The irony is that the few families accused by the FBI were allegedly doing what truly rich families have long done on a much larger scale. Those caught up in the scandal apparently weren’t quite rich enough or savvy enough to distribute their money in a way that’s celebrated rather than prosecuted. Based on my research, I’d bet that there are orders of magnitude more students at elite colleges who took the “philanthropy” route to admission rather than the bribery one.
But the true tragedy is that almost all rich families buy their kids into elite colleges by purchasing advantages they pass off as talents, whether by way of sailing lessons or elaborate vacations planned with an eye on admissions essays. We view these vastly overrepresented children of the rich as having earned their spots.
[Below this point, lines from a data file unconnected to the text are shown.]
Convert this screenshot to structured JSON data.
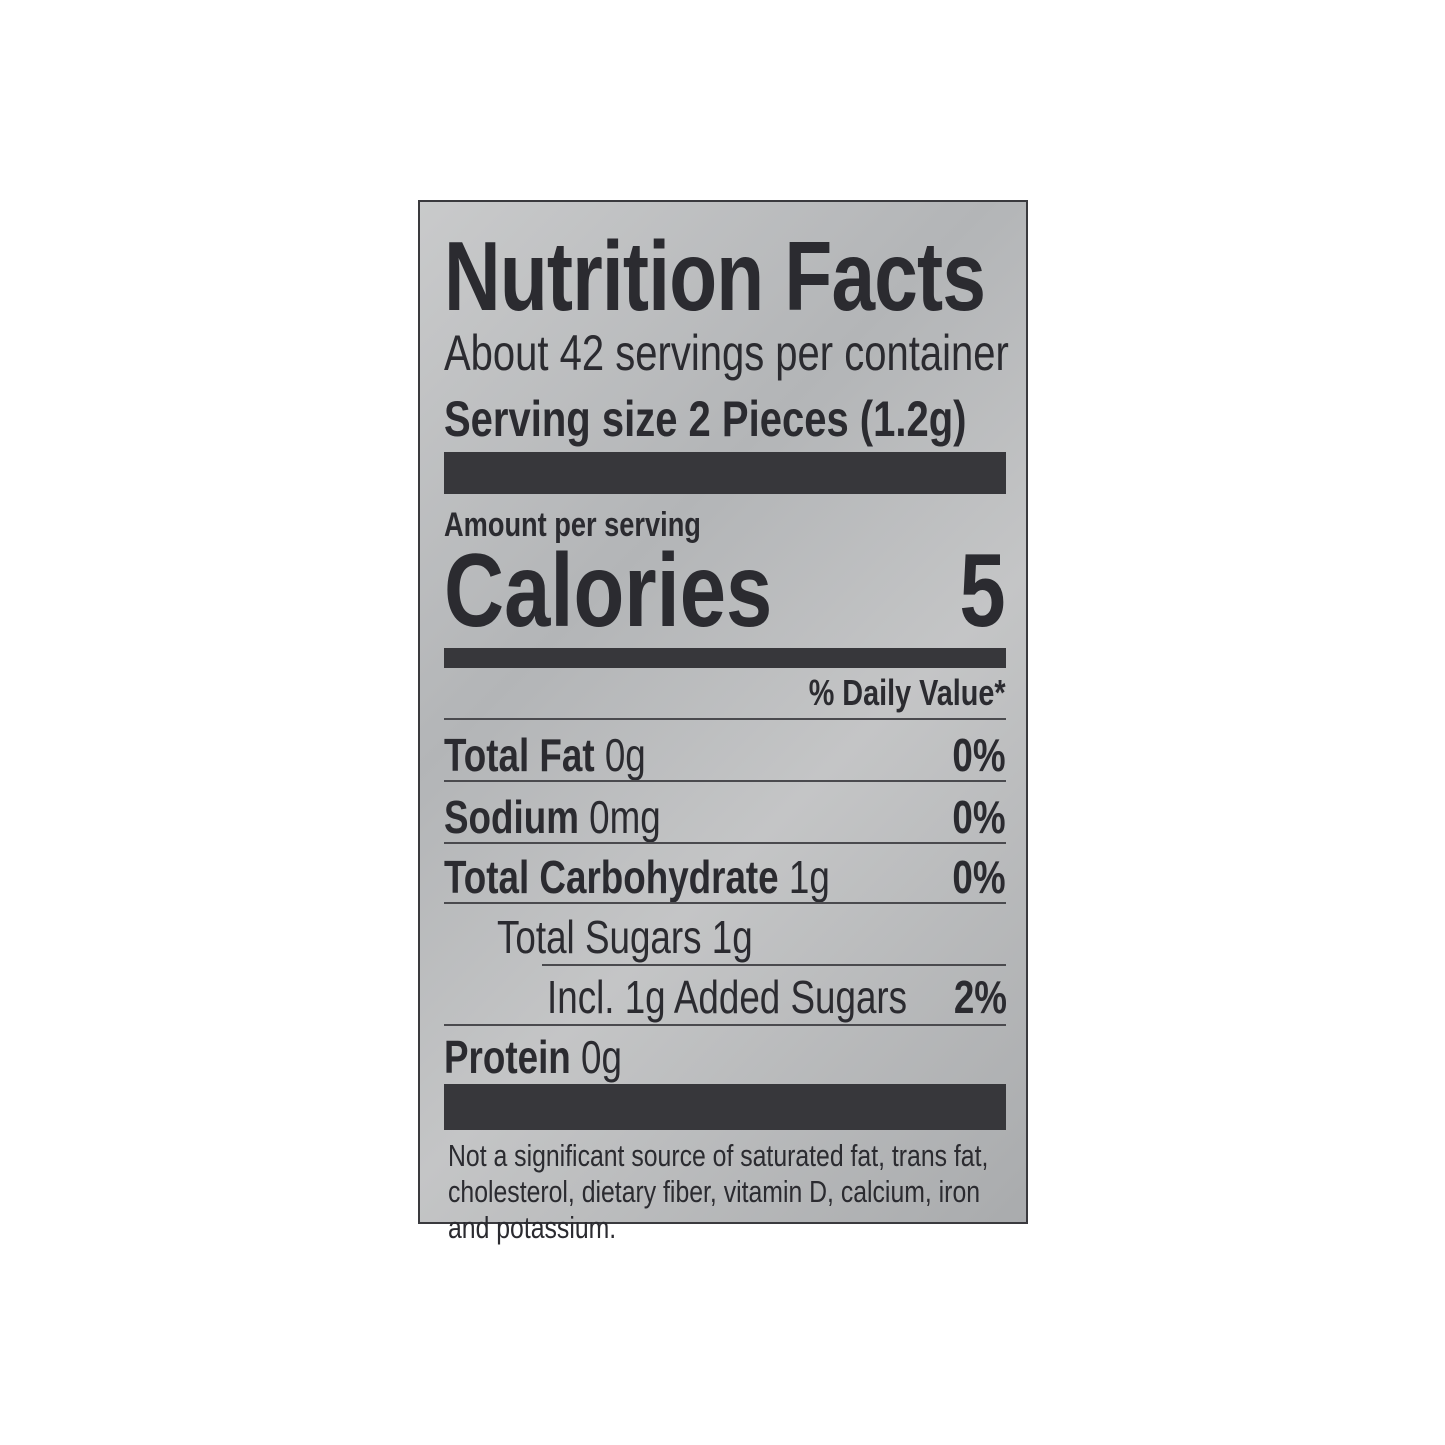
{
  "label": {
    "title": "Nutrition Facts",
    "servings": "About 42 servings per container",
    "serving_size": "Serving size 2 Pieces (1.2g)",
    "amount_per_serving": "Amount per serving",
    "calories_label": "Calories",
    "calories_value": "5",
    "daily_value_header": "% Daily Value*",
    "nutrients": [
      {
        "name": "Total Fat",
        "amount": "0g",
        "dv": "0%"
      },
      {
        "name": "Sodium",
        "amount": "0mg",
        "dv": "0%"
      },
      {
        "name": "Total Carbohydrate",
        "amount": "1g",
        "dv": "0%"
      },
      {
        "name": "",
        "amount": "Total Sugars 1g",
        "dv": ""
      },
      {
        "name": "",
        "amount": "Incl. 1g Added Sugars",
        "dv": "2%"
      },
      {
        "name": "Protein",
        "amount": "0g",
        "dv": ""
      }
    ],
    "footnote": "Not a significant source of saturated fat, trans fat, cholesterol, dietary fiber, vitamin D, calcium, iron and potassium."
  },
  "colors": {
    "ink": "#2b2b30",
    "panel": "#bdbfc0"
  }
}
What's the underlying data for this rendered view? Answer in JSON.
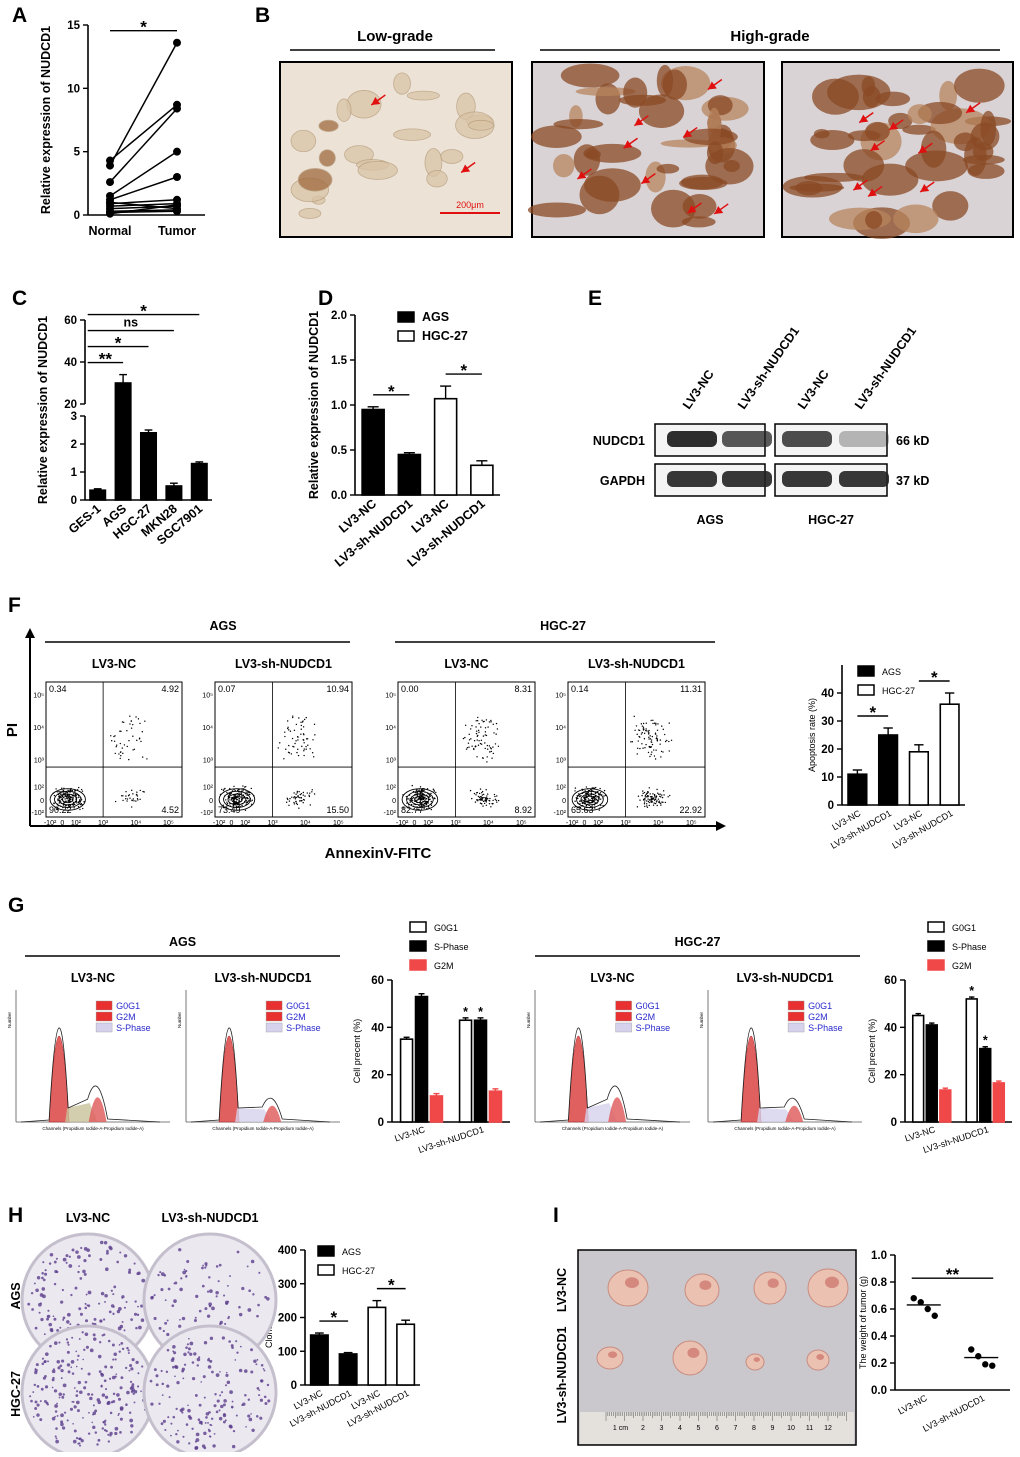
{
  "panel_labels": [
    "A",
    "B",
    "C",
    "D",
    "E",
    "F",
    "G",
    "H",
    "I"
  ],
  "chart_data": [
    {
      "type": "paired",
      "categories": [
        "Normal",
        "Tumor"
      ],
      "values": [
        [
          4.3,
          8.7
        ],
        [
          3.9,
          13.6
        ],
        [
          2.6,
          8.4
        ],
        [
          1.5,
          5.0
        ],
        [
          1.2,
          3.0
        ],
        [
          1.0,
          0.5
        ],
        [
          0.9,
          1.2
        ],
        [
          0.7,
          0.9
        ],
        [
          0.5,
          0.7
        ],
        [
          0.3,
          0.4
        ],
        [
          0.2,
          0.3
        ],
        [
          0.1,
          0.8
        ]
      ],
      "color": "#000000",
      "y_label": "Relative expression of NUDCD1",
      "ylim": [
        0,
        15
      ],
      "yticks": [
        0,
        5,
        10,
        15
      ],
      "brackets": [
        {
          "text": "*",
          "between": [
            0,
            1
          ]
        }
      ]
    },
    {
      "type": "bar",
      "categories": [
        "GES-1",
        "AGS",
        "HGC-27",
        "MKN28",
        "SGC7901"
      ],
      "values": [
        0.35,
        30,
        2.4,
        0.5,
        1.3
      ],
      "errors": [
        0.05,
        4,
        0.1,
        0.1,
        0.06
      ],
      "color": "#000000",
      "y_label": "Relative expression of NUDCD1",
      "ylim": [
        0,
        60
      ],
      "ybreak": [
        3,
        20
      ],
      "yticks": [
        0,
        1,
        2,
        3,
        20,
        40,
        60
      ],
      "brackets": [
        {
          "text": "**",
          "between": [
            0,
            1
          ]
        },
        {
          "text": "*",
          "between": [
            0,
            2
          ]
        },
        {
          "text": "ns",
          "between": [
            0,
            3
          ]
        },
        {
          "text": "*",
          "between": [
            0,
            4
          ]
        }
      ]
    },
    {
      "type": "bar",
      "categories": [
        "LV3-NC",
        "LV3-sh-NUDCD1",
        "LV3-NC",
        "LV3-sh-NUDCD1"
      ],
      "series": [
        {
          "name": "AGS",
          "color": "#000000",
          "values": [
            0.95,
            0.45,
            null,
            null
          ],
          "errors": [
            0.03,
            0.02,
            null,
            null
          ]
        },
        {
          "name": "HGC-27",
          "color": "#ffffff",
          "values": [
            null,
            null,
            1.07,
            0.33
          ],
          "errors": [
            null,
            null,
            0.14,
            0.05
          ]
        }
      ],
      "y_label": "Relative expression of NUDCD1",
      "ylim": [
        0,
        2
      ],
      "yticks": [
        {
          "value": 0,
          "label": "0.0"
        },
        0.5,
        {
          "value": 1,
          "label": "1.0"
        },
        1.5,
        {
          "value": 2,
          "label": "2.0"
        }
      ],
      "brackets": [
        {
          "text": "*",
          "between": [
            0,
            1
          ]
        },
        {
          "text": "*",
          "between": [
            2,
            3
          ]
        }
      ]
    },
    {
      "type": "bar",
      "categories": [
        "LV3-NC",
        "LV3-sh-NUDCD1",
        "LV3-NC",
        "LV3-sh-NUDCD1"
      ],
      "series": [
        {
          "name": "AGS",
          "color": "#000000",
          "values": [
            11,
            25,
            null,
            null
          ],
          "errors": [
            1.5,
            2.5,
            null,
            null
          ]
        },
        {
          "name": "HGC-27",
          "color": "#ffffff",
          "values": [
            null,
            null,
            19,
            36
          ],
          "errors": [
            null,
            null,
            2.5,
            4
          ]
        }
      ],
      "y_label": "Apoptosis rate (%)",
      "ylim": [
        0,
        50
      ],
      "yticks": [
        0,
        10,
        20,
        30,
        40
      ],
      "brackets": [
        {
          "text": "*",
          "between": [
            0,
            1
          ]
        },
        {
          "text": "*",
          "between": [
            2,
            3
          ]
        }
      ]
    },
    {
      "type": "bar",
      "categories": [
        "LV3-NC",
        "LV3-sh-NUDCD1"
      ],
      "series": [
        {
          "name": "G0G1",
          "color": "#ffffff",
          "values": [
            35,
            43
          ],
          "errors": [
            0.8,
            1
          ]
        },
        {
          "name": "S-Phase",
          "color": "#000000",
          "values": [
            53,
            43
          ],
          "errors": [
            1.2,
            1
          ]
        },
        {
          "name": "G2M",
          "color": "#f04848",
          "values": [
            11,
            13
          ],
          "errors": [
            1,
            1
          ]
        }
      ],
      "y_label": "Cell precent (%)",
      "ylim": [
        0,
        60
      ],
      "yticks": [
        0,
        20,
        40,
        60
      ],
      "marks": [
        {
          "text": "*",
          "at": [
            0,
            1
          ]
        },
        {
          "text": "*",
          "at": [
            1,
            1
          ]
        }
      ]
    },
    {
      "type": "bar",
      "categories": [
        "LV3-NC",
        "LV3-sh-NUDCD1"
      ],
      "series": [
        {
          "name": "G0G1",
          "color": "#ffffff",
          "values": [
            45,
            52
          ],
          "errors": [
            0.8,
            0.8
          ]
        },
        {
          "name": "S-Phase",
          "color": "#000000",
          "values": [
            41,
            31
          ],
          "errors": [
            0.8,
            0.8
          ]
        },
        {
          "name": "G2M",
          "color": "#f04848",
          "values": [
            13.5,
            16.5
          ],
          "errors": [
            0.8,
            0.8
          ]
        }
      ],
      "y_label": "Cell precent (%)",
      "ylim": [
        0,
        60
      ],
      "yticks": [
        0,
        20,
        40,
        60
      ],
      "marks": [
        {
          "text": "*",
          "at": [
            0,
            1
          ]
        },
        {
          "text": "*",
          "at": [
            1,
            1
          ]
        }
      ]
    },
    {
      "type": "bar",
      "categories": [
        "LV3-NC",
        "LV3-sh-NUDCD1",
        "LV3-NC",
        "LV3-sh-NUDCD1"
      ],
      "series": [
        {
          "name": "AGS",
          "color": "#000000",
          "values": [
            148,
            92,
            null,
            null
          ],
          "errors": [
            6,
            4,
            null,
            null
          ]
        },
        {
          "name": "HGC-27",
          "color": "#ffffff",
          "values": [
            null,
            null,
            230,
            180
          ],
          "errors": [
            null,
            null,
            20,
            12
          ]
        }
      ],
      "y_label": "Clone numbers",
      "ylim": [
        0,
        400
      ],
      "yticks": [
        0,
        100,
        200,
        300,
        400
      ],
      "brackets": [
        {
          "text": "*",
          "between": [
            0,
            1
          ]
        },
        {
          "text": "*",
          "between": [
            2,
            3
          ]
        }
      ]
    },
    {
      "type": "dot",
      "categories": [
        "LV3-NC",
        "LV3-sh-NUDCD1"
      ],
      "values": [
        [
          0.68,
          0.65,
          0.6,
          0.55
        ],
        [
          0.3,
          0.25,
          0.19,
          0.18
        ]
      ],
      "means": [
        0.63,
        0.24
      ],
      "color": "#000000",
      "y_label": "The weight of tumor (g)",
      "ylim": [
        0,
        1
      ],
      "yticks": [
        {
          "value": 0,
          "label": "0.0"
        },
        0.2,
        0.4,
        0.6,
        0.8,
        {
          "value": 1,
          "label": "1.0"
        }
      ],
      "brackets": [
        {
          "text": "**",
          "between": [
            0,
            1
          ]
        }
      ]
    }
  ],
  "ihc": {
    "groups": [
      "Low-grade",
      "High-grade"
    ],
    "scale_bar": "200μm"
  },
  "western": {
    "lanes": [
      "LV3-NC",
      "LV3-sh-NUDCD1",
      "LV3-NC",
      "LV3-sh-NUDCD1"
    ],
    "bands": [
      {
        "name": "NUDCD1",
        "size": "66 kD"
      },
      {
        "name": "GAPDH",
        "size": "37 kD"
      }
    ],
    "cells": [
      "AGS",
      "HGC-27"
    ]
  },
  "flow": {
    "cells": [
      "AGS",
      "HGC-27"
    ],
    "conditions": [
      "LV3-NC",
      "LV3-sh-NUDCD1",
      "LV3-NC",
      "LV3-sh-NUDCD1"
    ],
    "quadrants": [
      [
        "0.34",
        "4.92",
        "90.22",
        "4.52"
      ],
      [
        "0.07",
        "10.94",
        "73.49",
        "15.50"
      ],
      [
        "0.00",
        "8.31",
        "82.77",
        "8.92"
      ],
      [
        "0.14",
        "11.31",
        "65.63",
        "22.92"
      ]
    ],
    "ticks": [
      "-10²",
      "0",
      "10²",
      "10³",
      "10⁴",
      "10⁵"
    ],
    "y_label": "PI",
    "x_label": "AnnexinV-FITC"
  },
  "cycle": {
    "cells": [
      "AGS",
      "HGC-27"
    ],
    "conditions": [
      "LV3-NC",
      "LV3-sh-NUDCD1",
      "LV3-NC",
      "LV3-sh-NUDCD1"
    ],
    "legend": [
      "G0G1",
      "G2M",
      "S-Phase"
    ],
    "x_label": "Channels (Propidium Iodide-A-Propidium Iodide-A)",
    "y_label": "Number"
  },
  "plates": {
    "conditions": [
      "LV3-NC",
      "LV3-sh-NUDCD1"
    ],
    "cells": [
      "AGS",
      "HGC-27"
    ]
  },
  "tumor": {
    "rows": [
      "LV3-NC",
      "LV3-sh-NUDCD1"
    ],
    "ruler": [
      "1 cm",
      "2",
      "3",
      "4",
      "5",
      "6",
      "7",
      "8",
      "9",
      "10",
      "11",
      "12"
    ]
  }
}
And that’s the great American delusion we call “meritocracy.”
My own tutor, in explaining what happened to my family, said he had administered an SSAT to a student with a disability who required extra time; he illegally photocopied the test that was entrusted to him. He used it as a practice test for me and many other students. What he did was wrong. But the fact that families can pay for a leg up on a supposed “aptitude” test often goes unquestioned; after all, they’re just giving their kids what they deserve. My parents gave me a lot I’m enormously grateful for: violin lessons that cost thousands of dollars a year, trips to museums and sites in foreign countries. My boarding-school classmates enjoyed much more: prestigious unpaid internships, interview coaching and tutors who helped with the work of every class.
My parents were doing what all parents want to do — enriching the lives of their children and giving them a better chance at success. They had more of an opportunity than most to do so. Inequality helped: The more the rich have to invest, the less the poor can do to keep up.
The accused families aren’t the only ones to blame, either. Elite schools take more students from the top 1 percent of families than they do from the bottom 60 percent. The universities play into this ruse, pretending they’re choosing based on talent rather than on the ability to pay full tuition — or in some cases, the capacity to give a building or endow a scholarship that brings in enough poor kids to make the whole operation look legitimate.
This is the real scandal. The 1 percent — more than 1 million American households — have more and more money, and they’re using huge sums so their children can get a leg up on the rest. Those students escape questions about whether they deserve to be there, unlike people who benefit from programs like affirmative action, which could help moderate those advantages. Instead of thinking about this as a problem inherent in the system, we call it the virtue of meritocracy. And we look to the poor and middle classes and ask, “Why aren’t you more talented?”